After six months were spent implementing the plan and getting the Bangladeshi government's approval, Fuel for Change began its journey from July 2021.
Mark's friend and colleague of many years Wendy Truer is the organisation's secretary. While Mark was researching about the slum, she offered to help him out. "For weeks, we went into the 'bostee' for our survey and we talked to the people and really felt what they were going through," she said.
"They try to educate their children, put food on the table and at the same time, fight off personal insecurities," she said, amazed by the women's resilience.
Initially, Mark and Wendy thought they would open a small medicine shop but later they saw that the idea of providing gas stoves would be easier to administer.
"Every time a new user buys a stove, we see her/his picture and it is so satisfying to see the progress," Wendy added.
How users are convinced
According to the residents, firewood is more popular because it is cheaper; one-kilo costs around Tk12 and a small family usually needs around three kilos every day for cooking.
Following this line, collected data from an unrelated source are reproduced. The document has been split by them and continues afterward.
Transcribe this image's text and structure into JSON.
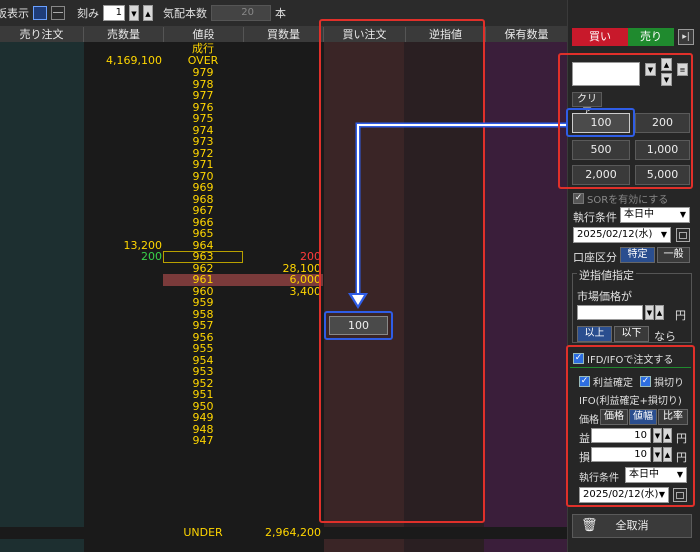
{
  "topbar": {
    "view_label": "板表示",
    "tick_label": "刻み",
    "tick_value": "1",
    "quote_count_label": "気配本数",
    "quote_count_value": "20",
    "quote_unit": "本"
  },
  "board": {
    "headers": [
      "売り注文",
      "売数量",
      "値段",
      "買数量",
      "買い注文",
      "逆指値",
      "保有数量"
    ],
    "market_label": "成行",
    "over_label": "OVER",
    "over_sell_qty": "4,169,100",
    "under_label": "UNDER",
    "under_buy_qty": "2,964,200",
    "rows": [
      {
        "price": "979",
        "sell": "",
        "buy": ""
      },
      {
        "price": "978",
        "sell": "",
        "buy": ""
      },
      {
        "price": "977",
        "sell": "",
        "buy": ""
      },
      {
        "price": "976",
        "sell": "",
        "buy": ""
      },
      {
        "price": "975",
        "sell": "",
        "buy": ""
      },
      {
        "price": "974",
        "sell": "",
        "buy": ""
      },
      {
        "price": "973",
        "sell": "",
        "buy": ""
      },
      {
        "price": "972",
        "sell": "",
        "buy": ""
      },
      {
        "price": "971",
        "sell": "",
        "buy": ""
      },
      {
        "price": "970",
        "sell": "",
        "buy": ""
      },
      {
        "price": "969",
        "sell": "",
        "buy": ""
      },
      {
        "price": "968",
        "sell": "",
        "buy": ""
      },
      {
        "price": "967",
        "sell": "",
        "buy": ""
      },
      {
        "price": "966",
        "sell": "",
        "buy": ""
      },
      {
        "price": "965",
        "sell": "",
        "buy": ""
      },
      {
        "price": "964",
        "sell": "13,200",
        "buy": ""
      },
      {
        "price": "963",
        "sell": "200",
        "buy": "200"
      },
      {
        "price": "962",
        "sell": "",
        "buy": "28,100"
      },
      {
        "price": "961",
        "sell": "",
        "buy": "6,000"
      },
      {
        "price": "960",
        "sell": "",
        "buy": "3,400"
      },
      {
        "price": "959",
        "sell": "",
        "buy": ""
      },
      {
        "price": "958",
        "sell": "",
        "buy": ""
      },
      {
        "price": "957",
        "sell": "",
        "buy": ""
      },
      {
        "price": "956",
        "sell": "",
        "buy": ""
      },
      {
        "price": "955",
        "sell": "",
        "buy": ""
      },
      {
        "price": "954",
        "sell": "",
        "buy": ""
      },
      {
        "price": "953",
        "sell": "",
        "buy": ""
      },
      {
        "price": "952",
        "sell": "",
        "buy": ""
      },
      {
        "price": "951",
        "sell": "",
        "buy": ""
      },
      {
        "price": "950",
        "sell": "",
        "buy": ""
      },
      {
        "price": "949",
        "sell": "",
        "buy": ""
      },
      {
        "price": "948",
        "sell": "",
        "buy": ""
      },
      {
        "price": "947",
        "sell": "",
        "buy": ""
      }
    ],
    "drop_order_qty": "100"
  },
  "order": {
    "buy_tab": "買い",
    "sell_tab": "売り",
    "clear_label": "クリア",
    "qty_buttons": [
      "100",
      "200",
      "500",
      "1,000",
      "2,000",
      "5,000"
    ],
    "sor_label": "SORを有効にする",
    "exec_label": "執行条件",
    "exec_value": "本日中",
    "date_value": "2025/02/12(水)",
    "account_label": "口座区分",
    "account_specific": "特定",
    "account_general": "一般",
    "stop_title": "逆指値指定",
    "market_price_label": "市場価格が",
    "yen": "円",
    "above_label": "以上",
    "below_label": "以下",
    "then_label": "なら",
    "ifd_label": "IFD/IFOで注文する",
    "profit_label": "利益確定",
    "loss_label": "損切り",
    "ifo_label": "IFO(利益確定+損切り)",
    "price_label": "価格",
    "price_opt1": "価格",
    "price_opt2": "値幅",
    "price_opt3": "比率",
    "gain_label": "益",
    "loss_short": "損",
    "gain_value": "10",
    "loss_value": "10",
    "exec2_label": "執行条件",
    "exec2_value": "本日中",
    "date2_value": "2025/02/12(水)",
    "cancel_all": "全取消"
  },
  "colors": {
    "highlight_red": "#e0302a",
    "highlight_blue": "#2f5de6",
    "buy": "#c8192b",
    "sell": "#1f8a2e"
  }
}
This amounts to firewood worth Tk1,000 approximately every month.
A gas cylinder costs Tk1,250 and lasts for a month. So the cost of using firewood and gas is almost the same. Then why did many users feel discouraged to use gas stoves?
It may have to do with syndicates, which often raise the price of gas and sellers who sell gas cylinders at Tk1,400 or Tk1,500 instead of the government-set price of Tk1,200.
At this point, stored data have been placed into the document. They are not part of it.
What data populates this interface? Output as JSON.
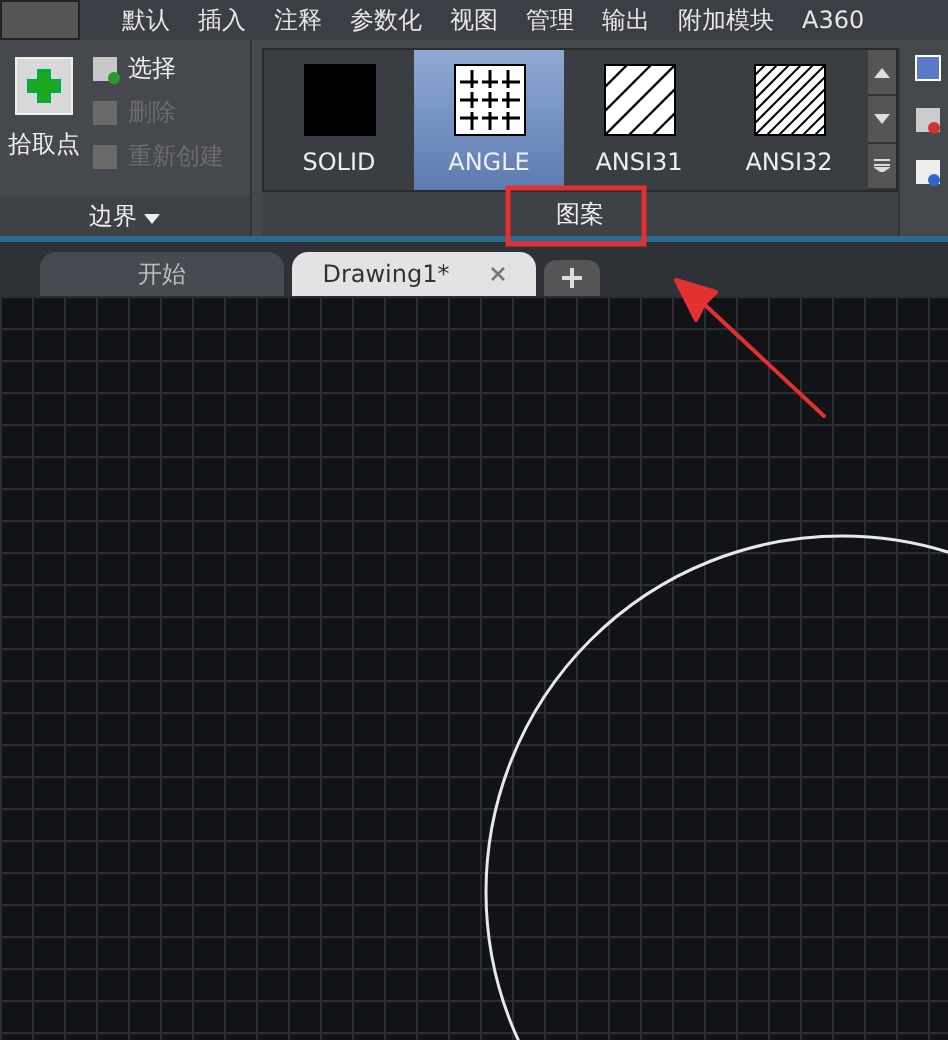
{
  "menu_tabs": [
    {
      "label": "默认",
      "selected": false
    },
    {
      "label": "插入",
      "selected": false
    },
    {
      "label": "注释",
      "selected": false
    },
    {
      "label": "参数化",
      "selected": false
    },
    {
      "label": "视图",
      "selected": false
    },
    {
      "label": "管理",
      "selected": false
    },
    {
      "label": "输出",
      "selected": false
    },
    {
      "label": "附加模块",
      "selected": false
    },
    {
      "label": "A360",
      "selected": false
    }
  ],
  "boundary_panel": {
    "pick_point": "拾取点",
    "items": [
      {
        "label": "选择",
        "disabled": false
      },
      {
        "label": "删除",
        "disabled": true
      },
      {
        "label": "重新创建",
        "disabled": true
      }
    ],
    "title": "边界"
  },
  "pattern_panel": {
    "patterns": [
      {
        "label": "SOLID",
        "kind": "solid",
        "selected": false
      },
      {
        "label": "ANGLE",
        "kind": "grid",
        "selected": true
      },
      {
        "label": "ANSI31",
        "kind": "hatch",
        "selected": false
      },
      {
        "label": "ANSI32",
        "kind": "dense",
        "selected": false
      }
    ],
    "title": "图案"
  },
  "doc_tabs": [
    {
      "label": "开始",
      "selected": false
    },
    {
      "label": "Drawing1*",
      "selected": true
    }
  ]
}
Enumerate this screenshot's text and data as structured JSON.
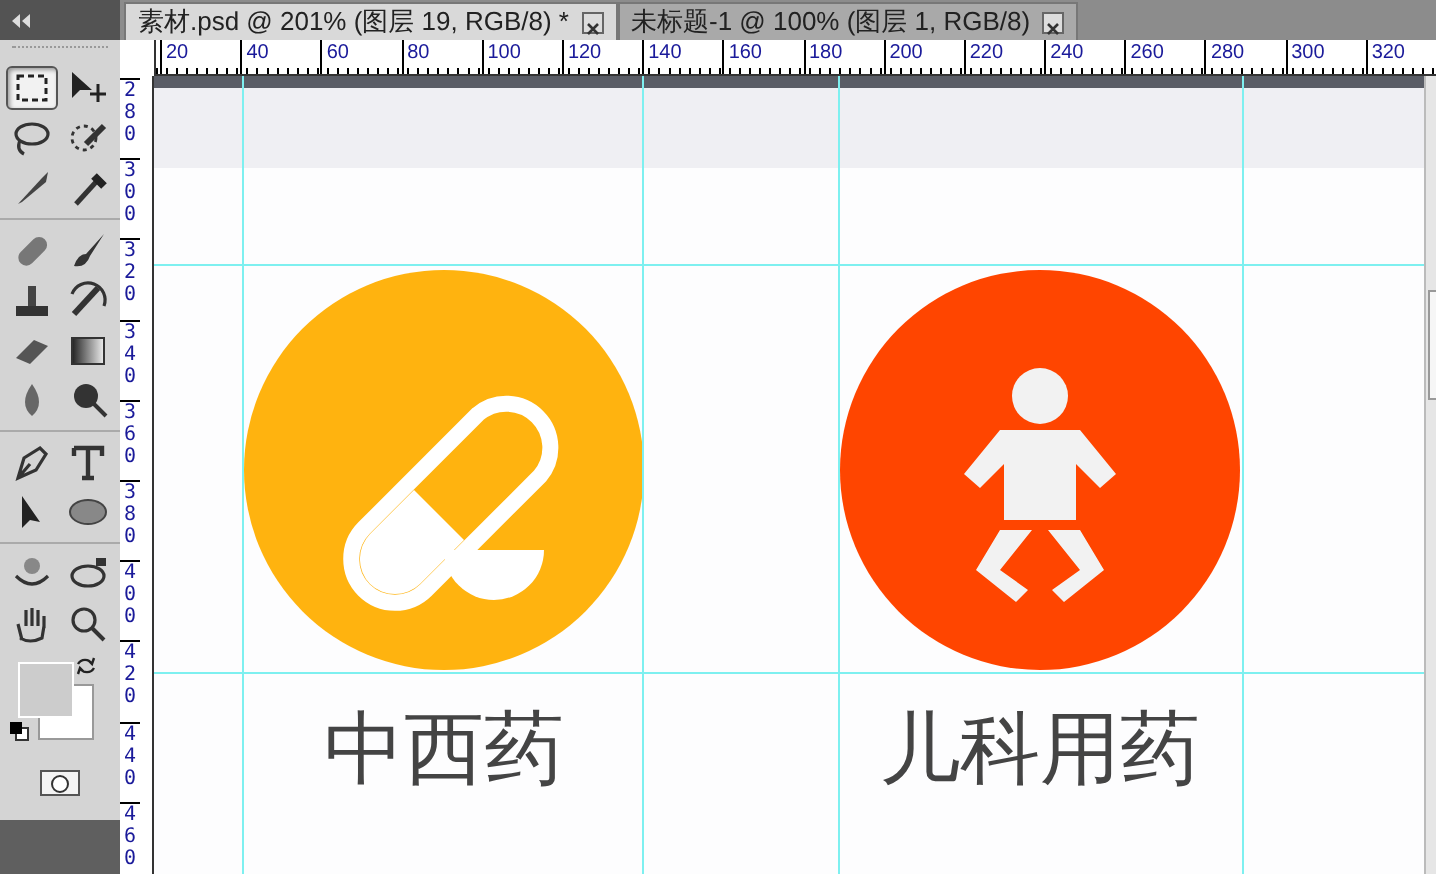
{
  "tabs": [
    {
      "label": "素材.psd @ 201% (图层 19, RGB/8) *",
      "selected": true
    },
    {
      "label": "未标题-1 @ 100% (图层 1, RGB/8)",
      "selected": false
    }
  ],
  "tool_groups": [
    [
      {
        "kind": "marquee",
        "selected": true
      },
      {
        "kind": "move",
        "selected": false
      },
      {
        "kind": "lasso",
        "selected": false
      },
      {
        "kind": "quick-select",
        "selected": false
      },
      {
        "kind": "crop",
        "selected": false
      },
      {
        "kind": "eyedropper",
        "selected": false
      }
    ],
    [
      {
        "kind": "heal",
        "selected": false
      },
      {
        "kind": "brush",
        "selected": false
      },
      {
        "kind": "stamp",
        "selected": false
      },
      {
        "kind": "history-brush",
        "selected": false
      },
      {
        "kind": "eraser",
        "selected": false
      },
      {
        "kind": "gradient",
        "selected": false
      },
      {
        "kind": "blur",
        "selected": false
      },
      {
        "kind": "dodge",
        "selected": false
      }
    ],
    [
      {
        "kind": "pen",
        "selected": false
      },
      {
        "kind": "type",
        "selected": false
      },
      {
        "kind": "path-select",
        "selected": false
      },
      {
        "kind": "shape",
        "selected": false
      }
    ],
    [
      {
        "kind": "rotate-3d",
        "selected": false
      },
      {
        "kind": "orbit-3d",
        "selected": false
      },
      {
        "kind": "hand",
        "selected": false
      },
      {
        "kind": "zoom",
        "selected": false
      }
    ]
  ],
  "ruler": {
    "horizontal": [
      "20",
      "40",
      "60",
      "80",
      "100",
      "120",
      "140",
      "160",
      "180",
      "200",
      "220",
      "240",
      "260",
      "280",
      "300",
      "320"
    ],
    "vertical": [
      "280",
      "300",
      "320",
      "340",
      "360",
      "380",
      "400",
      "420",
      "440",
      "460"
    ]
  },
  "categories": [
    {
      "label": "中西药",
      "color": "#ffb30f",
      "kind": "pill"
    },
    {
      "label": "儿科用药",
      "color": "#ff4500",
      "kind": "baby"
    }
  ]
}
Despite these barriers, Sheikh Mohammad Younus Iqbal, F4C's country representative, tries to convince the slum residents to save up and buy gas stoves. His task also includes connecting interested users to the sellers and monitoring progress.
We met Ruma in front of her room who was cooking on a large 'kadhai' while holding a toddler on her lap, directly exposing him to the smoke.
She was adamant about not using a gas stove. "It is expensive and we are poor, as you can see," she said, irritated by our questions.
"If you save a small amount of money every day, it will add up to a sufficient amount at the end of the month. With this, you can easily buy the gas stove and we are here to help you out," Younus patiently told Ruma.
She also seemed unaware of pollution from firewood and its impact on children as Younus tried to explain it to her. "It is easier to convince them if I point out the long-run consequences of using firewood," he said.
Our rapidly depleting gas reserves raise the question of the sustainability of F4C's initiative. Using a solar-powered stove is a solution to curb indoor air pollution, but is it included in the organisation's future plans? According to Mark, they are definitely working on finding alternatives.
It is a mammoth task to ensure that, in a slum with a population of over 20,000, everyone gets the opportunity to use cleaner fuel for cooking. But Dr Mark Jones and his team seem undeterred by the barriers.
"It will take time but we will keep going. We will keep working on one slum after the other," he added, positively.